Union Home Minister Rajnath Singh insisted that Prime Minister Narendra Modi was very upset over the remarks.

Meanwhile, Mayawati’s party members filed a police case against Singh. He has been absconding since and till the moment of writing had still not been arrested.

Rajya Sabha was adjourned and then met to discuss the issue with the Opposition members attacking the government for its anti-Dalit stance. Gujarat Congress leader Ahmed Patel said that the real face of the BJP Gujarat model had now been exposed, as the development was only for select industrialists and not for the poor masses.

The suicide of young Dalit scholar Rohit Vemula in Hyderabad Central University sparked off visible anger amongst the Dalits and other sections of society. However, at the time despite the protests the government took a hard line against the students and as CPI(M) leader Sitaram Yechury pointed out in Rajya Sabha pointed out today, that of 25 students who committed suicide in 2015, 23 were Dalits. He said that this was evidence of increasing persecution of the Dalits under the current government.
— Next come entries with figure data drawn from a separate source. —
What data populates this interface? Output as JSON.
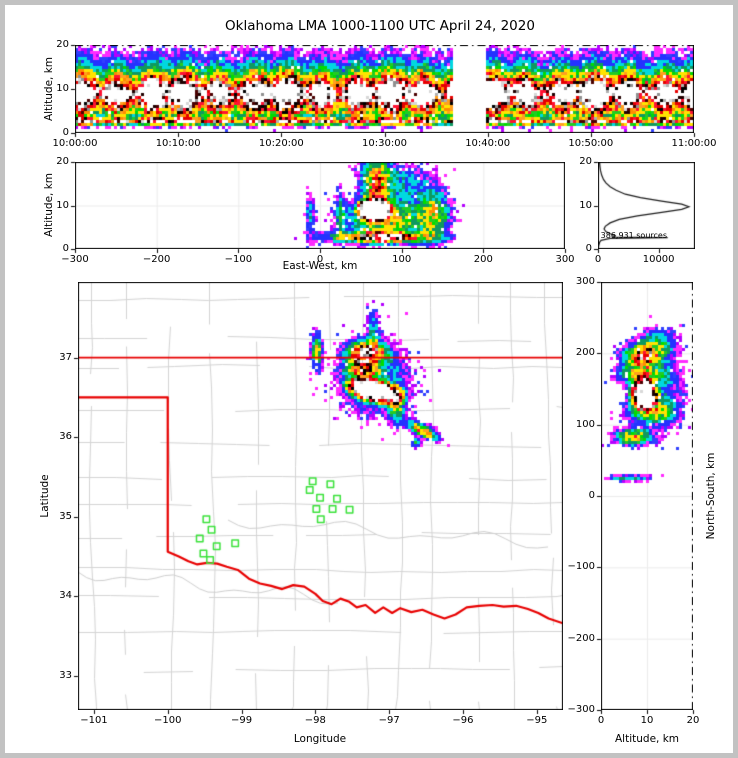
{
  "labels": {
    "title": "Oklahoma LMA 1000-1100 UTC April 24, 2020"
  },
  "colors": {
    "state_border": "#e80000",
    "county_line": "#d4d4d4",
    "river": "#cfcfcf",
    "station": "#3ce23c",
    "grid": "#ececec",
    "frame": "#000000",
    "background": "#ffffff",
    "outer_border": "#c2c2c2"
  },
  "color_scale": {
    "levels": [
      [
        0.955,
        [
          "#ffffff"
        ]
      ],
      [
        0.87,
        [
          "#d8d8d8",
          "#b0b0b0",
          "#909090"
        ]
      ],
      [
        0.77,
        [
          "#000000",
          "#200000",
          "#4a0000"
        ]
      ],
      [
        0.645,
        [
          "#e60000",
          "#ff1232"
        ]
      ],
      [
        0.535,
        [
          "#ff8c00",
          "#ffa020"
        ]
      ],
      [
        0.435,
        [
          "#ffe400"
        ]
      ],
      [
        0.35,
        [
          "#00dc00",
          "#22cc22"
        ]
      ],
      [
        0.275,
        [
          "#0f9960"
        ]
      ],
      [
        0.205,
        [
          "#00d8e0"
        ]
      ],
      [
        0.14,
        [
          "#2432ff"
        ]
      ],
      [
        0.085,
        [
          "#ff2bff",
          "#b400ff",
          "#3040ff",
          "#ff2bff"
        ]
      ]
    ],
    "sparse": {
      "threshold": 0.085,
      "colors": [
        "#ff2bff",
        "#ff2bff",
        "#b400ff",
        "#3040ff"
      ],
      "max_prob": 0.5
    }
  },
  "chart_data": [
    {
      "id": "time_height",
      "type": "heatmap",
      "ylabel": "Altitude, km",
      "x_range": [
        0,
        60
      ],
      "y_range": [
        0,
        20
      ],
      "x_tick_values": [
        0,
        10,
        20,
        30,
        40,
        50,
        60
      ],
      "x_tick_labels": [
        "10:00:00",
        "10:10:00",
        "10:20:00",
        "10:30:00",
        "10:40:00",
        "10:50:00",
        "11:00:00"
      ],
      "y_tick_values": [
        0,
        10,
        20
      ],
      "y_tick_labels": [
        "0",
        "10",
        "20"
      ],
      "gap_x": [
        36.7,
        39.8
      ],
      "components": [
        {
          "cx": 30,
          "cy": 9.2,
          "sx": 900,
          "sy": 1.7,
          "amp": 1.0
        },
        {
          "cx": 30,
          "cy": 7.2,
          "sx": 900,
          "sy": 2.4,
          "amp": 0.5
        },
        {
          "cx": 30,
          "cy": 2.6,
          "sx": 900,
          "sy": 0.55,
          "amp": 0.8
        },
        {
          "cx": 30,
          "cy": 12.2,
          "sx": 900,
          "sy": 1.9,
          "amp": 0.42
        },
        {
          "cx": 30,
          "cy": 15.5,
          "sx": 900,
          "sy": 2.8,
          "amp": 0.2
        },
        {
          "cx": 30,
          "cy": 5.0,
          "sx": 900,
          "sy": 1.6,
          "amp": 0.34
        }
      ]
    },
    {
      "id": "east_west",
      "type": "heatmap",
      "xlabel": "East-West, km",
      "ylabel": "Altitude, km",
      "x_range": [
        -300,
        300
      ],
      "y_range": [
        0,
        20
      ],
      "x_tick_values": [
        -300,
        -200,
        -100,
        0,
        100,
        200,
        300
      ],
      "x_tick_labels": [
        "−300",
        "−200",
        "−100",
        "0",
        "100",
        "200",
        "300"
      ],
      "y_tick_values": [
        0,
        10,
        20
      ],
      "y_tick_labels": [
        "0",
        "10",
        "20"
      ],
      "grid_x": [
        -200,
        -100,
        0,
        100,
        200
      ],
      "grid_y": [
        10
      ],
      "components": [
        {
          "cx": 66,
          "cy": 9.0,
          "sx": 17,
          "sy": 2.1,
          "amp": 1.12,
          "p": 2
        },
        {
          "cx": 69,
          "cy": 13.5,
          "sx": 11,
          "sy": 3.2,
          "amp": 0.5
        },
        {
          "cx": 80,
          "cy": 7.0,
          "sx": 33,
          "sy": 3.2,
          "amp": 0.5
        },
        {
          "cx": 75,
          "cy": 2.7,
          "sx": 40,
          "sy": 0.85,
          "amp": 0.78
        },
        {
          "cx": 140,
          "cy": 8.0,
          "sx": 13,
          "sy": 4.0,
          "amp": 0.42
        },
        {
          "cx": 70,
          "cy": 18.0,
          "sx": 13,
          "sy": 2.3,
          "amp": 0.33
        },
        {
          "cx": 25,
          "cy": 7.0,
          "sx": 3.5,
          "sy": 4.0,
          "amp": 0.26
        },
        {
          "cx": -12,
          "cy": 7.5,
          "sx": 4.5,
          "sy": 3.5,
          "amp": 0.22
        },
        {
          "cx": 105,
          "cy": 15.5,
          "sx": 22,
          "sy": 2.8,
          "amp": 0.22
        }
      ]
    },
    {
      "id": "source_histogram",
      "type": "line",
      "annotation": "386,931 sources",
      "x_range": [
        0,
        16000
      ],
      "y_range": [
        0,
        20
      ],
      "x_tick_values": [
        0,
        10000
      ],
      "x_tick_labels": [
        "0",
        "10000"
      ],
      "y_tick_values": [
        0,
        10,
        20
      ],
      "y_tick_labels": [
        "0",
        "10",
        "20"
      ],
      "points": [
        [
          0,
          50
        ],
        [
          0.8,
          120
        ],
        [
          1.5,
          250
        ],
        [
          2.0,
          500
        ],
        [
          2.45,
          2000
        ],
        [
          2.6,
          11500
        ],
        [
          2.75,
          2500
        ],
        [
          3.1,
          2800
        ],
        [
          3.5,
          2000
        ],
        [
          4.0,
          1300
        ],
        [
          4.6,
          1000
        ],
        [
          5.2,
          1200
        ],
        [
          6.0,
          2000
        ],
        [
          6.8,
          3500
        ],
        [
          7.6,
          6500
        ],
        [
          8.4,
          10500
        ],
        [
          9.1,
          13800
        ],
        [
          9.7,
          15000
        ],
        [
          10.3,
          13800
        ],
        [
          11.0,
          10500
        ],
        [
          11.8,
          7000
        ],
        [
          12.6,
          4500
        ],
        [
          13.5,
          3000
        ],
        [
          14.3,
          2000
        ],
        [
          15.2,
          1300
        ],
        [
          16.0,
          900
        ],
        [
          17.0,
          600
        ],
        [
          18.0,
          420
        ],
        [
          19.0,
          320
        ],
        [
          20.0,
          260
        ]
      ]
    },
    {
      "id": "plan_view",
      "type": "heatmap",
      "xlabel": "Longitude",
      "ylabel": "Latitude",
      "x_range": [
        -101.216,
        -94.645
      ],
      "y_range": [
        32.57,
        37.95
      ],
      "x_tick_values": [
        -101,
        -100,
        -99,
        -98,
        -97,
        -96,
        -95
      ],
      "x_tick_labels": [
        "−101",
        "−100",
        "−99",
        "−98",
        "−97",
        "−96",
        "−95"
      ],
      "y_tick_values": [
        33,
        34,
        35,
        36,
        37
      ],
      "y_tick_labels": [
        "33",
        "34",
        "35",
        "36",
        "37"
      ],
      "components": [
        {
          "cx": -97.2,
          "cy": 36.58,
          "sx": 0.3,
          "sy": 0.11,
          "rot": -10,
          "amp": 1.12,
          "p": 2
        },
        {
          "cx": -97.3,
          "cy": 37.07,
          "sx": 0.17,
          "sy": 0.09,
          "amp": 0.8
        },
        {
          "cx": -97.38,
          "cy": 36.85,
          "sx": 0.13,
          "sy": 0.09,
          "amp": 0.55
        },
        {
          "cx": -97.2,
          "cy": 36.72,
          "sx": 0.33,
          "sy": 0.3,
          "amp": 0.3
        },
        {
          "cx": -97.98,
          "cy": 37.08,
          "sx": 0.05,
          "sy": 0.14,
          "amp": 0.5
        },
        {
          "cx": -96.9,
          "cy": 36.4,
          "sx": 0.07,
          "sy": 0.13,
          "amp": 0.45
        },
        {
          "cx": -96.55,
          "cy": 36.08,
          "sx": 0.15,
          "sy": 0.05,
          "rot": -25,
          "amp": 0.6
        },
        {
          "cx": -97.22,
          "cy": 37.35,
          "sx": 0.05,
          "sy": 0.2,
          "amp": 0.25
        },
        {
          "cx": -96.63,
          "cy": 35.93,
          "sx": 0.04,
          "sy": 0.04,
          "amp": 0.4
        }
      ],
      "north_border": [
        [
          -101.216,
          37.0
        ],
        [
          -94.645,
          37.0
        ]
      ],
      "west_south_border": [
        [
          -101.216,
          36.5
        ],
        [
          -100.0,
          36.5
        ],
        [
          -100.0,
          34.56
        ],
        [
          -99.85,
          34.5
        ],
        [
          -99.72,
          34.44
        ],
        [
          -99.6,
          34.4
        ],
        [
          -99.47,
          34.42
        ],
        [
          -99.33,
          34.41
        ],
        [
          -99.2,
          34.37
        ],
        [
          -99.05,
          34.33
        ],
        [
          -98.9,
          34.22
        ],
        [
          -98.75,
          34.16
        ],
        [
          -98.6,
          34.13
        ],
        [
          -98.45,
          34.09
        ],
        [
          -98.3,
          34.14
        ],
        [
          -98.15,
          34.12
        ],
        [
          -98.0,
          34.03
        ],
        [
          -97.9,
          33.94
        ],
        [
          -97.78,
          33.9
        ],
        [
          -97.66,
          33.97
        ],
        [
          -97.54,
          33.93
        ],
        [
          -97.44,
          33.86
        ],
        [
          -97.32,
          33.89
        ],
        [
          -97.19,
          33.79
        ],
        [
          -97.08,
          33.86
        ],
        [
          -96.96,
          33.79
        ],
        [
          -96.85,
          33.85
        ],
        [
          -96.7,
          33.8
        ],
        [
          -96.55,
          33.83
        ],
        [
          -96.4,
          33.77
        ],
        [
          -96.25,
          33.72
        ],
        [
          -96.1,
          33.77
        ],
        [
          -95.95,
          33.86
        ],
        [
          -95.78,
          33.88
        ],
        [
          -95.6,
          33.89
        ],
        [
          -95.45,
          33.87
        ],
        [
          -95.28,
          33.88
        ],
        [
          -95.12,
          33.84
        ],
        [
          -94.98,
          33.79
        ],
        [
          -94.84,
          33.72
        ],
        [
          -94.645,
          33.66
        ]
      ],
      "stations": [
        [
          -99.48,
          34.97
        ],
        [
          -99.41,
          34.84
        ],
        [
          -99.57,
          34.73
        ],
        [
          -99.34,
          34.63
        ],
        [
          -99.52,
          34.54
        ],
        [
          -99.43,
          34.46
        ],
        [
          -99.09,
          34.67
        ],
        [
          -98.04,
          35.45
        ],
        [
          -97.8,
          35.41
        ],
        [
          -98.08,
          35.34
        ],
        [
          -97.94,
          35.24
        ],
        [
          -97.71,
          35.23
        ],
        [
          -97.99,
          35.1
        ],
        [
          -97.77,
          35.1
        ],
        [
          -97.54,
          35.09
        ],
        [
          -97.93,
          34.97
        ]
      ]
    },
    {
      "id": "north_south",
      "type": "heatmap",
      "xlabel": "Altitude, km",
      "ylabel": "North-South, km",
      "x_range": [
        0,
        20
      ],
      "y_range": [
        -300,
        300
      ],
      "x_tick_values": [
        0,
        10,
        20
      ],
      "x_tick_labels": [
        "0",
        "10",
        "20"
      ],
      "y_tick_values": [
        300,
        200,
        100,
        0,
        -100,
        -200,
        -300
      ],
      "y_tick_labels": [
        "300",
        "200",
        "100",
        "0",
        "−100",
        "−200",
        "−300"
      ],
      "grid_x": [
        10
      ],
      "grid_y": [
        200,
        100,
        0,
        -100,
        -200
      ],
      "components": [
        {
          "cx": 9.3,
          "cy": 143,
          "sx": 2.4,
          "sy": 18,
          "amp": 1.12,
          "p": 2
        },
        {
          "cx": 9.0,
          "cy": 196,
          "sx": 2.6,
          "sy": 10,
          "amp": 0.72
        },
        {
          "cx": 8.5,
          "cy": 170,
          "sx": 3.2,
          "sy": 10,
          "amp": 0.5
        },
        {
          "cx": 10.5,
          "cy": 120,
          "sx": 3.5,
          "sy": 12,
          "amp": 0.45
        },
        {
          "cx": 7.0,
          "cy": 83,
          "sx": 2.6,
          "sy": 8,
          "amp": 0.55
        },
        {
          "cx": 12.0,
          "cy": 215,
          "sx": 3.0,
          "sy": 12,
          "amp": 0.3
        },
        {
          "cx": 6.0,
          "cy": 25,
          "sx": 3.5,
          "sy": 3,
          "amp": 0.3
        },
        {
          "cx": 14.0,
          "cy": 150,
          "sx": 3.0,
          "sy": 40,
          "amp": 0.18
        }
      ]
    }
  ]
}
Yechury drew attention to discriminatory statements by Ministers in the central government was indicative of this anti-Dalit mindset, that he said was further highlighted by the RSS chiefs call to end reservations. He said that the ideological/theological mindset was visible in the campaigns that now prevented inter caste marriages, with the RSS preventing any inter caste mobility; in stopping upward mobility by the attack on students who were trying to get out of the limitations imposed on them as Dalits in the caste system. He said that this mindset had to end, and that could only be with action by protecting intellectuals and students moving up the social ladder instead of attacking them, and ending these discriminatory campaigns based on allegations and rumours.

What is required is the economic empowerment of Dalits on the ground and encouraging the restoration of the much needed scientific temper, Yechury said.
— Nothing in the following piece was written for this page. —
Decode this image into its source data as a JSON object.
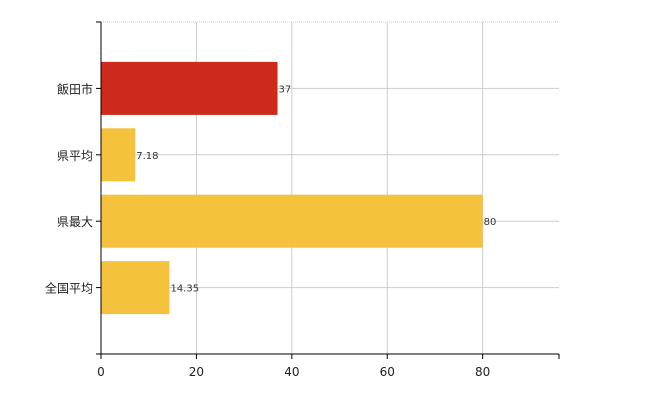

The BJP is finding it clearly difficult to restrain its members, many of whom have reflected an inherent anti-Dalit bias over the past months. This is not the first time that BJP party members have made anti-Dalit remarks, nor is it the first time that Mayawati has been targeted and what can only been described as personal slander. In November 2014, BJP spokesperson Shaina NC made headlines when she said that she was confused whether Mayawati was a ‘he’ or a ‘she.’ Women’s groups condemned the statement as misogynistic.
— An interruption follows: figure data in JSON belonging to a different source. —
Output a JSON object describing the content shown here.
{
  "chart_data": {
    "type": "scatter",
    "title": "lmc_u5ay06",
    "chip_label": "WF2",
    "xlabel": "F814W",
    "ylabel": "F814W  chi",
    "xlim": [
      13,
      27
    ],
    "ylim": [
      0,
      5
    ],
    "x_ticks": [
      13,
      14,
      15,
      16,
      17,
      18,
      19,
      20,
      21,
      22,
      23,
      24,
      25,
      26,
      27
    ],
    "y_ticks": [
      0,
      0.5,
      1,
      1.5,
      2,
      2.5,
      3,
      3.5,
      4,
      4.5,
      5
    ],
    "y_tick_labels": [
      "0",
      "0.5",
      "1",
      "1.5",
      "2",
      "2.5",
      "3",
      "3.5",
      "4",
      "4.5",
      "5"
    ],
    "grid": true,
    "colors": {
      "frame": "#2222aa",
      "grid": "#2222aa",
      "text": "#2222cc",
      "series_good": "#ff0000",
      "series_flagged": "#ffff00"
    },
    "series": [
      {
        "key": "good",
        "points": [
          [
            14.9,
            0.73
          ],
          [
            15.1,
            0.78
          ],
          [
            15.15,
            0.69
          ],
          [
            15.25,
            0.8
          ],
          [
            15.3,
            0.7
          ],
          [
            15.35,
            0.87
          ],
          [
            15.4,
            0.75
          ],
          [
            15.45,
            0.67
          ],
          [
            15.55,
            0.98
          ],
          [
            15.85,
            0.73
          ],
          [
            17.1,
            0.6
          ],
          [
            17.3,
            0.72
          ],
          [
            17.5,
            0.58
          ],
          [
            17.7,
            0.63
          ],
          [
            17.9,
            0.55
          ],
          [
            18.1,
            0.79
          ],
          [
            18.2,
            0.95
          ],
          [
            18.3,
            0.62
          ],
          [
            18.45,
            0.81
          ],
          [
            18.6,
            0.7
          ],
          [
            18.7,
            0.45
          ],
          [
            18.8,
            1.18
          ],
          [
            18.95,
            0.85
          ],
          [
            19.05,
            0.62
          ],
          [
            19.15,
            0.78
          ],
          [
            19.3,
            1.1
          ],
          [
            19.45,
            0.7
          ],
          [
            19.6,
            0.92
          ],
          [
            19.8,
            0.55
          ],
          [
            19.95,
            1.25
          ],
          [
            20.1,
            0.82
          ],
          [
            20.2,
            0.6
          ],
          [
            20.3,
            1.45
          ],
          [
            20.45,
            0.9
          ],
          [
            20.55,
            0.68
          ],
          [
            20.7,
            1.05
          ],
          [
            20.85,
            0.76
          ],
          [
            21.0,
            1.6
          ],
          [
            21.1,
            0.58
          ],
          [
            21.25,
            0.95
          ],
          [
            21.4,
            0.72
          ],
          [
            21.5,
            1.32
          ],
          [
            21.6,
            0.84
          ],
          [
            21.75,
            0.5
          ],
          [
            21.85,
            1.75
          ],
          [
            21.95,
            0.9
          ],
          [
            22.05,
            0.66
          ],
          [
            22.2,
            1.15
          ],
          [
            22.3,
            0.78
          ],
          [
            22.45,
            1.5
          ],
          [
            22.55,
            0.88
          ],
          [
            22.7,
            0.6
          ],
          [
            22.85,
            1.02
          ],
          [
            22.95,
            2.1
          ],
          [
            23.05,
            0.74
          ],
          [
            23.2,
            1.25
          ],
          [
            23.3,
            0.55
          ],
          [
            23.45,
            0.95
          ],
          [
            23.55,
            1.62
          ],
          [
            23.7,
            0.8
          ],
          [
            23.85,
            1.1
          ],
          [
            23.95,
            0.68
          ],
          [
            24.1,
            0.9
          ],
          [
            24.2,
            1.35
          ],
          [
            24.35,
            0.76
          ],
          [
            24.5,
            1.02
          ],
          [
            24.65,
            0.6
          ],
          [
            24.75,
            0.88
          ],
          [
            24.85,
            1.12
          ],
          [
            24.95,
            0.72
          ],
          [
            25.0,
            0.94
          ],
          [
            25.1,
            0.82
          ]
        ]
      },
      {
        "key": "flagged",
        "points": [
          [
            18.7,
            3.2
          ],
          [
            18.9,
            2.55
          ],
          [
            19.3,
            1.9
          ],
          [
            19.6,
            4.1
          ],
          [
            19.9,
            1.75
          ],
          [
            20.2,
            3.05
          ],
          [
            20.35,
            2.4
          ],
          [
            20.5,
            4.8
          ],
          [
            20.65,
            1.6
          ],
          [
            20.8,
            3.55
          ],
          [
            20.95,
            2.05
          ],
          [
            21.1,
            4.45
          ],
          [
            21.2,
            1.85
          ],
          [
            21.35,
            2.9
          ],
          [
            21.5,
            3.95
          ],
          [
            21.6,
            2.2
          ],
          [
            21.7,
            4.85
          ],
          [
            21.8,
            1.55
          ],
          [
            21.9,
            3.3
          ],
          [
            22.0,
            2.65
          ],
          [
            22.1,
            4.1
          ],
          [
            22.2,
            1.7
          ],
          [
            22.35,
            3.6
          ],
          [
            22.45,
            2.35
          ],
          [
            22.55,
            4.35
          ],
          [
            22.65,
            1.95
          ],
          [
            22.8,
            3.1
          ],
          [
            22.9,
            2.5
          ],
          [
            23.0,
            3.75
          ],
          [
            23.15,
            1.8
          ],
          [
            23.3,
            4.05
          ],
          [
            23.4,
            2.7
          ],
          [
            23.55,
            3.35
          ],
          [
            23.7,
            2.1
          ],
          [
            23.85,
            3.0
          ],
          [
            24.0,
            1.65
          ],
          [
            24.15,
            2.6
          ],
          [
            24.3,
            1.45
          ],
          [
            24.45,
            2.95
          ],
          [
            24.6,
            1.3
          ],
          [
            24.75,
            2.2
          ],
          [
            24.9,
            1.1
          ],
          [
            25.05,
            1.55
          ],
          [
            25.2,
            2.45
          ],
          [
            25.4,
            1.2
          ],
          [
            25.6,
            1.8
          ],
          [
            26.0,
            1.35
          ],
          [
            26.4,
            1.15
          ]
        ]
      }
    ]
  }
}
More recently, in April this year, BJP expelled Madhu Mishra, the party’s UP women wing president in the state for making anti-Dalit remarks. Addressing a public gathering in Aligarh, Mishra had said, "People who once used to polish your shoes are now ruling you, thanks to the Constitution. This has happened because there is no unity is us. We are a divided lot."

In Gujarat, like the Patel community earlier, the Dalit protestors pelted stones at the police force with the state government completely out of its depth in dealing with the situation. Chief Minister Anandiben who had nothing to say when the four youth were flogged to almost death by the Gau Raksha organisation members, is now trying to reach out to the protestors but without much success.